10 Incidents Caught on Google Street View


10 Crazy Crimes Caught with Google Street
View Someone needs to teach Google that sex tapes
are meant to be consensual. In 2013 Google Street View captured one couple’s
moment of passion when they got it on in a back alley in the English city Manchester. In the image, which was taken in Manchester’s
‘red light district’, a woman in leopard print leggings can be seen pleasuring a man
with his penis out in broad daylight. Luckily for the couple, the shocking image
of solicited sex and public indecency was swiftly removed off the street view website. 9. Child catcher In 2009 Rose Maltais kidnapped her 9-year-old
granddaughter Natalie, after threatening the girl’s parents that they would never see
their child again. The parents called the police, who decided
to track Natalie’s location using the GPS from her cell phone.

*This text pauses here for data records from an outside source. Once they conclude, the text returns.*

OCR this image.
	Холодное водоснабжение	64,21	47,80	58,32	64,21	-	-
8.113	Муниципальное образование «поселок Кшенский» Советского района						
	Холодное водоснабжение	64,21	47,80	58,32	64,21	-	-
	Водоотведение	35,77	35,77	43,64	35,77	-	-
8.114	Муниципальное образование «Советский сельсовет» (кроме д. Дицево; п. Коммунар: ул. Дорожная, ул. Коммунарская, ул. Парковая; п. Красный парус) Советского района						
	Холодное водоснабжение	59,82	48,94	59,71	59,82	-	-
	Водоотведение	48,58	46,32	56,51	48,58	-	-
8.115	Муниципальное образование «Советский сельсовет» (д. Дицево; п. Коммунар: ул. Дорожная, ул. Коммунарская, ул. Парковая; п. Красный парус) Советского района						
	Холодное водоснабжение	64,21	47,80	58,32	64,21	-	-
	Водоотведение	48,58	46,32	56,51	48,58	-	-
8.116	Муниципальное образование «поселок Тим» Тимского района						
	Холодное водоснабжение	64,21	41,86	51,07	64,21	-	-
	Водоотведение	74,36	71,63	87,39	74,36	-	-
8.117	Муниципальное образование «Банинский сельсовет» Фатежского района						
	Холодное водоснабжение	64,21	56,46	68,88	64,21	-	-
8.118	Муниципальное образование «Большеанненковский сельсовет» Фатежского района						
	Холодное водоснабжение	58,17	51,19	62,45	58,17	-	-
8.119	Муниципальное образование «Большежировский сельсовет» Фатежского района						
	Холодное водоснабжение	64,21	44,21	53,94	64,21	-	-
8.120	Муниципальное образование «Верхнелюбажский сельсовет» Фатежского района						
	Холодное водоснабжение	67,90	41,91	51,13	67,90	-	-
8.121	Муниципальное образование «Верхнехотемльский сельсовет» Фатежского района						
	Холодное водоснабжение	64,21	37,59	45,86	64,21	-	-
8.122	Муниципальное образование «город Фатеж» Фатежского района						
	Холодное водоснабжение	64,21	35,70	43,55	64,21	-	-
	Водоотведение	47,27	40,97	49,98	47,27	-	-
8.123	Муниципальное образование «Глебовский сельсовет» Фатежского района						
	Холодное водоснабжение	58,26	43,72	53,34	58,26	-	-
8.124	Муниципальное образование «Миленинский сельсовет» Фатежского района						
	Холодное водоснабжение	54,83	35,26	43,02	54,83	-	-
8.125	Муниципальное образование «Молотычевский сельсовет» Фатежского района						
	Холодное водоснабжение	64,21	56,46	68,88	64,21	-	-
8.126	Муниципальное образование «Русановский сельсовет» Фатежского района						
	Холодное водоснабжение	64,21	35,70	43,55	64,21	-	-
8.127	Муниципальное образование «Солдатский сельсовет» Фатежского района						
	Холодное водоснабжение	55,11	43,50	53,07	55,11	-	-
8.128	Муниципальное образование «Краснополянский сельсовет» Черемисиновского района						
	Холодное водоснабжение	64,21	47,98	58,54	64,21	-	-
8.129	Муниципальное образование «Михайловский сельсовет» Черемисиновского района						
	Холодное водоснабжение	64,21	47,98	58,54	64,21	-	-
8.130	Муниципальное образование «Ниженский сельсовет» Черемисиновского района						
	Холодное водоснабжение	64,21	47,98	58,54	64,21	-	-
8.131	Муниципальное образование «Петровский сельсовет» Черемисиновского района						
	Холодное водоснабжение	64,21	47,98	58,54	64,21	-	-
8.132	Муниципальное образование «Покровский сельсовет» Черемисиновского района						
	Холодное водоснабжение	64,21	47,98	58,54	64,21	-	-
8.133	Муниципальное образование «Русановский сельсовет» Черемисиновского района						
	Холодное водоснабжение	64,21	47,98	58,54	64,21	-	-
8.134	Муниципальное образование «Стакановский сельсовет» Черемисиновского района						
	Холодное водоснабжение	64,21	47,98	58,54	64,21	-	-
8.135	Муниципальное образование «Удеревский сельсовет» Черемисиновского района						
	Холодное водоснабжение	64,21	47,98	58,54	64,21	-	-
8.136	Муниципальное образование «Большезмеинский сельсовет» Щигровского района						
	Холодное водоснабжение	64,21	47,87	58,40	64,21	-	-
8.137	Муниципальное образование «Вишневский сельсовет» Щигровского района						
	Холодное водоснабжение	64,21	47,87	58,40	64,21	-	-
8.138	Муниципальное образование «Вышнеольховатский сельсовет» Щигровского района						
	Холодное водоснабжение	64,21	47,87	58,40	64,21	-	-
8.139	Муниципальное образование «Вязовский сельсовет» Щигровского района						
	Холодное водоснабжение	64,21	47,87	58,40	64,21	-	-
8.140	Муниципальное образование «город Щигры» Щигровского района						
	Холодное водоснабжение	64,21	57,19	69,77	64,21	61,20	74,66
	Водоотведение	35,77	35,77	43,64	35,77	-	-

Her phone signal showed that she’d crossed
into the state of Virginia. The police put the cell phone’s signal coordinates into
Google street view and used it to locate a nearby hotel. The local police service was then notified
that Natalie and her grandma could be found in the Virginia Gatehouse motel. Police hastily
ransacked the building and recovered the shaken child. 8. Public pissing When one Frenchman was captured urinating
outdoors, you’d think he’d be the one getting in trouble. Instead, the man sued Google for more than
$110,000 in damages, citing “Invasion of privacy”. He claimed he’d become the laughing stock
of his village after locals identified him as the mystery leaker in late 2010. However, he lost the case and was also instructed
to pay Google France a fine of $1500, as he’d mistakenly taken them to court, not the American
parent company Google Inc. who were responsible for the pic. 7. Sock cell phone In 2015 John Spence kidnapped businessman
Sander Cokelaere in an elaborate attempt to obtain money. Spence believed Cokelaere’s employer owed
him money, so he tied him to a tree, threatened him with an air gun, and demanded $2,900. Throughout the shocking ordeal, Cokelaere
hid his cell phone in his sock. When Spence abandoned him to retrieve the
money, Cokeleare used Google maps to find his location and send a screen shot to his
boss. His boss got in contact with the police, who
were able to use Google Street View to track Cokelaere’s whereabouts. Spence was arrested and found guilty of blackmail,
theft, fraudulent use of a bankcard, and kidnapping. He was jailed for 8 years. 6. Police Chase When two Serbian students turned to robbery
hoping to make some quick cash, their plan was soon foiled. In October 2013 the hopeful duo were scoping
out a jewelry store in Serbia’s second largest city, Novi Sad. However, suspicious locals called the cops,
triggering a frantic police chase. By chance, Google Street View’s team happened
to be traveling in the same direction and managed to capture it all. After being caught, one student was found
to be armed. 5. Chicago drug deal The South Side of Chicago is an infamous hotbed
of drug abuse. And in 2008 a drug deal was captured from nine different angles. Evidently the Google Street View camera didn’t
deter the buyer, who stayed to complete the deal on the city’s South Vincennes [vin-senz]
Avenue. The car’s number plate is clearly visible
in most of these shots, but there’s no information out there on whether the cops ever chased
this up. 4. Randy car pimp A spurned woman caught her husband cheating
when she spotted his Range Rover outside another woman’s house using Street View. Having claimed he was on a work trip, the
husband was discovered because of his distinctive “pimped out” hubcaps. The car was outside the house of a woman the
wife had long suspected of sleeping with her husband. Armed with the documented proof, the wife
filed for divorce proceedings immediately. 3. Chinese abductions In 1990, 5-year-old Luo Gang was kidnapped
and sold to a family 1,448 km away. He went over the memories of his past every
night hoping he’d be reunited with his family one day. 23 years later, he posted details of his old
town’s geographical features onto missing person forums. Online communities reading his posts helped
Gang to narrow down the location to the region of Szechuan in China. Meticulously scanning Google Street View,
Gang was able to zoom in on Yaojiaba village. It perfectly matched a sketch he had drawn
of his childhood home. Not long afterward, he had an emotional reunion
with his family. 2. Armed robbery Google Street View captured an armed robbery
on Junction Road in Johannesburg in February 2015. Images show a BMW initially pulling up behind
an ADT security van. Things turn sinister when two men get out,
approach the van, and hold the driver at gunpoint, before stealing his gun and fleeing. South African Police Services circulated the
images on social media to identify the culprits. 1. Captured by karma In 2011 an Oklahoma resident got home to find
that she had been robbed. That turned out to be the least of her worries. The culprits were still lurking inside. After holding her at gunpoint, one man turned
to her, saying, “I think my karma is going to catch up with me”. Three years later, the resident was on Google
Street View and saw that images of the perpetrators had been captured on the day of the crime,
outside her house. The resident handed the photos to Oklahoma
State Police, who used the images to appeal for witnesses.